Now that we’ve explored some ways to summarise data using nabular data, we are going to explore how you can use `nabular` data to explore how variables vary as other variables go missing. We’ll demonstrate this using ggplot, showing how to visualise densities, boxplots, and some ways of creating multiple plots, for each type of missingness.

## 9.1 Visualizing missings using densities

To begin, we can look at the distribution of temperature using ggplot, placing `Temp` on the X axis, and then using `geom_density()` to visualise temperature as a density, or a distribution.

``````ggplot(airquality,
aes(x = Temp)) +
geom_density()`````` To explore how temperature changes when ozone is missing, we create the `nabular` data with `nabular()`, and then add in our aesthetics, `colour = Ozone_NA`.

``````airquality %>%
nabular() %>%
ggplot(aes(x = Temp,
color = Ozone_NA)) +
geom_density()`````` This now splits the density into two densities, one for temperature when ozone is present, and one for temperature when ozone is absent. This shows us that the values of temperature don’t change much when ozone is present or absent.

## 9.2 Visualizing missings using boxplots

Similarly, you can use boxplots to explore missing data, by putting the missingness that you would like to explore by on the x axis (`Ozone_NA`), and temperature on the y axis, then using `geom_boxplot()`.

``````airquality %>%
nabular() %>%
ggplot(aes(x = Ozone_NA,
y = Temp)) +
geom_boxplot()`````` What can we learn from this? The values of temperature are similar when ozone is missing versus not missing. However, there is generally less variation for temperature when ozone is missing, but there are also some temperature outliers.

## 9.3 Visualizing missings using facets

We can visualise two densities for temperature according to the missingness of ozone.
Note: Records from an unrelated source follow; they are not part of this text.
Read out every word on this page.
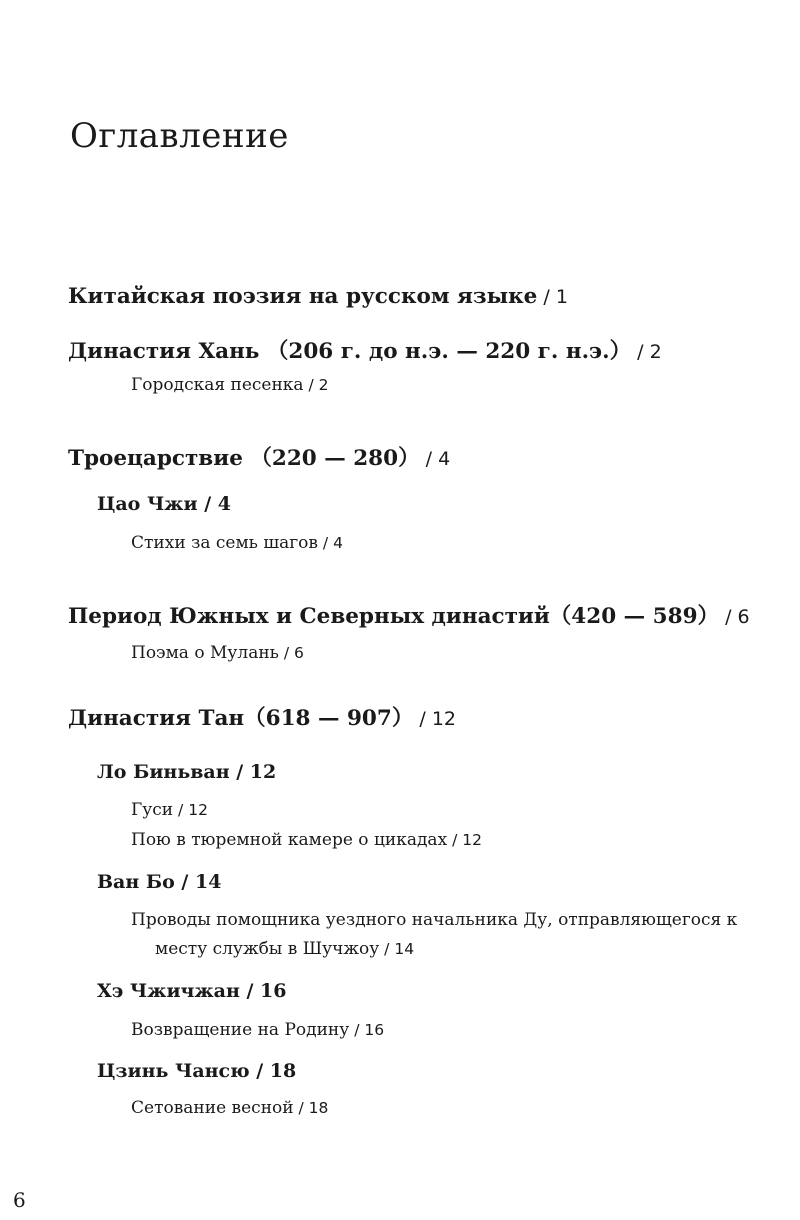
Оглавление
Китайская поэзия на русском языке / 1
Династия Хань （206 г. до н.э. — 220 г. н.э.） / 2
Городская песенка / 2
Троецарствие （220 — 280） / 4
Цао Чжи / 4
Стихи за семь шагов / 4
Период Южных и Северных династий（420 — 589） / 6
Поэма о Мулань / 6
Династия Тан（618 — 907） / 12
Ло Биньван / 12
Гуси / 12
Пою в тюремной камере о цикадах / 12
Ван Бо / 14
Проводы помощника уездного начальника Ду, отправляющегося к
месту службы в Шучжоу / 14
Хэ Чжичжан / 16
Возвращение на Родину / 16
Цзинь Чансю / 18
Сетование весной / 18
6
This is similar to the previous density visualisation, except the densities are not overlaid, and are faceted - they are in separate plots.

A similar visualisation to the previous visualisation of densities can be made using facets. Here, we use `nabular` data to create a density plot, using `facet_wrap(~Ozone_NA)`.

``````airquality %>%
nabular() %>%
ggplot(aes(x = Temp)) +
geom_density() +
facet_wrap(~Ozone_NA)`````` Splitting by facet can be useful if you want to compare different types of visualisations.
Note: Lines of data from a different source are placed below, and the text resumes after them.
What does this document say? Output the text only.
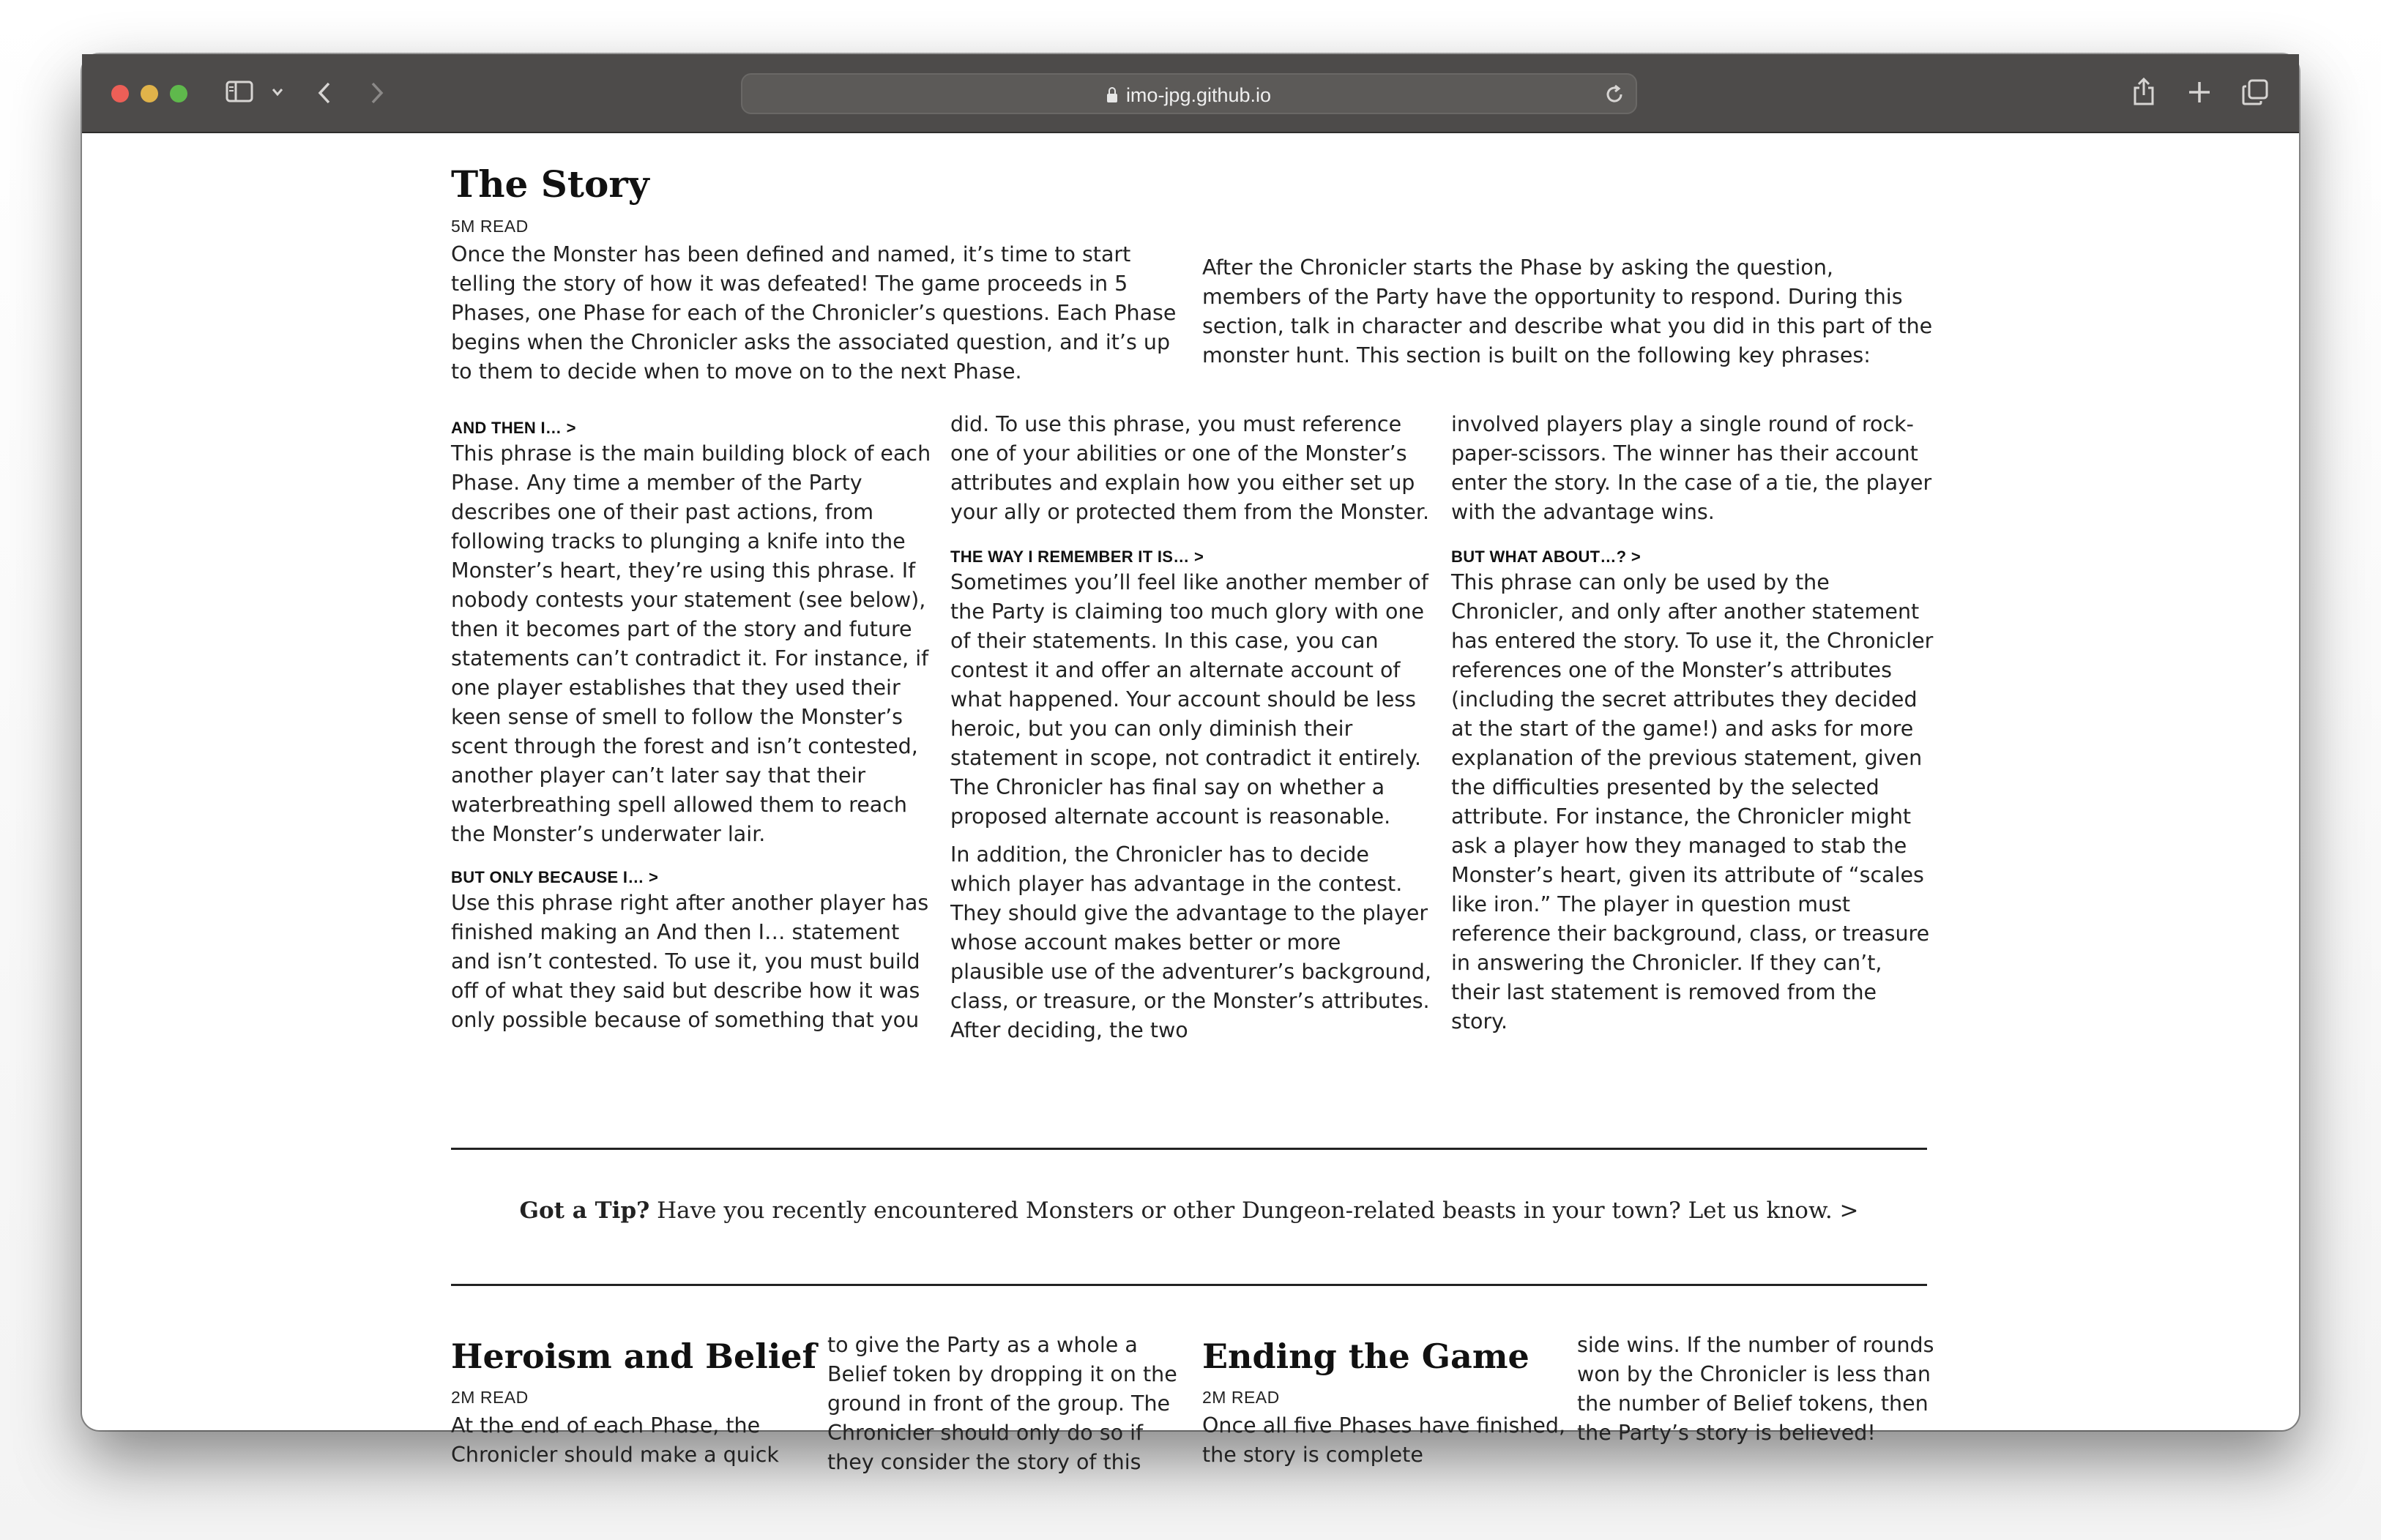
imo-jpg.github.io
The Story
5M READ

Once the Monster has been defined and named, it’s time to start telling the story of how it was defeated! The game proceeds in 5 Phases, one Phase for each of the Chronicler’s questions. Each Phase begins when the Chronicler asks the associated question, and it’s up to them to decide when to move on to the next Phase.

After the Chronicler starts the Phase by asking the question, members of the Party have the opportunity to respond. During this section, talk in character and describe what you did in this part of the monster hunt. This section is built on the following key phrases:

AND THEN I… >

This phrase is the main building block of each Phase. Any time a member of the Party describes one of their past actions, from following tracks to plunging a knife into the Monster’s heart, they’re using this phrase. If nobody contests your statement (see below), then it becomes part of the story and future statements can’t contradict it. For instance, if one player establishes that they used their keen sense of smell to follow the Monster’s scent through the forest and isn’t contested, another player can’t later say that their waterbreathing spell allowed them to reach the Monster’s underwater lair.

BUT ONLY BECAUSE I… >

Use this phrase right after another player has finished making an And then I… statement and isn’t contested. To use it, you must build off of what they said but describe how it was only possible because of something that you

did. To use this phrase, you must reference one of your abilities or one of the Monster’s attributes and explain how you either set up your ally or protected them from the Monster.

THE WAY I REMEMBER IT IS… >

Sometimes you’ll feel like another member of the Party is claiming too much glory with one of their statements. In this case, you can contest it and offer an alternate account of what happened. Your account should be less heroic, but you can only diminish their statement in scope, not contradict it entirely. The Chronicler has final say on whether a proposed alternate account is reasonable.

In addition, the Chronicler has to decide which player has advantage in the contest. They should give the advantage to the player whose account makes better or more plausible use of the adventurer’s background, class, or treasure, or the Monster’s attributes. After deciding, the two

involved players play a single round of rock-paper-scissors. The winner has their account enter the story. In the case of a tie, the player with the advantage wins.

BUT WHAT ABOUT…? >

This phrase can only be used by the Chronicler, and only after another statement has entered the story. To use it, the Chronicler references one of the Monster’s attributes (including the secret attributes they decided at the start of the game!) and asks for more explanation of the previous statement, given the difficulties presented by the selected attribute. For instance, the Chronicler might ask a player how they managed to stab the Monster’s heart, given its attribute of “scales like iron.” The player in question must reference their background, class, or treasure in answering the Chronicler. If they can’t, their last statement is removed from the story.

Got a Tip? Have you recently encountered Monsters or other Dungeon-related beasts in your town? Let us know. >
Heroism and Belief
2M READ

At the end of each Phase, the Chronicler should make a quick

to give the Party as a whole a Belief token by dropping it on the ground in front of the group. The Chronicler should only do so if they consider the story of this

Ending the Game
2M READ

Once all five Phases have finished, the story is complete

side wins. If the number of rounds won by the Chronicler is less than the number of Belief tokens, then the Party’s story is believed!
You can look at two scatterplots, facetting by the missingness of Ozone using `Ozone_NA`, for the values temperature and wind.

``````airquality %>%
nabular() %>%
ggplot(aes(x = Temp,
y = Wind)) +
geom_point() +
facet_wrap(~Ozone_NA)`````` Note there are fewer wind and temperature scores when ozone is missing, and that these tend to occur for temperatures over 70 and wind speeds over 5. Overall, the values of wind and temperature when ozone is missing seem similar to when ozone is present.

## 9.4 Visualizing missings using colour

Equivalently to the previous facetted plot, you can visualise the points according to whether they are missing.

``````airquality %>%
nabular() %>%
ggplot(aes(x = Temp,
y = Wind,
color = Ozone_NA)) +
geom_point()`````` This overlays the points rather than creating separate plots. This can sometimes help make comparisons easier, although this is not always the case. In the example above I cannot see any clear pattern in these points.

## 9.5 Adding layers of missingness

A useful advantage to using `facet` to split by missings is that this allows you to look at another condition of missingness. For example, create two plots by the missingness of solar radiation, and then colour the densities by missingness of ozone.

``````airquality %>%
nabular() %>%
ggplot(aes(x = Temp,
color = Ozone_NA)) +
geom_density()  +
facet_wrap(~Solar.R_NA)`````` This shows us that there isn’t much difference in temperature when solar radiation isn’t missing, but when solar radiation is missing, the temperatures are quite low!

Now that we’ve covered some methods for visually exploring missing data using `nabular` data and `ggplot2`, it’s time to practice using this on some other data.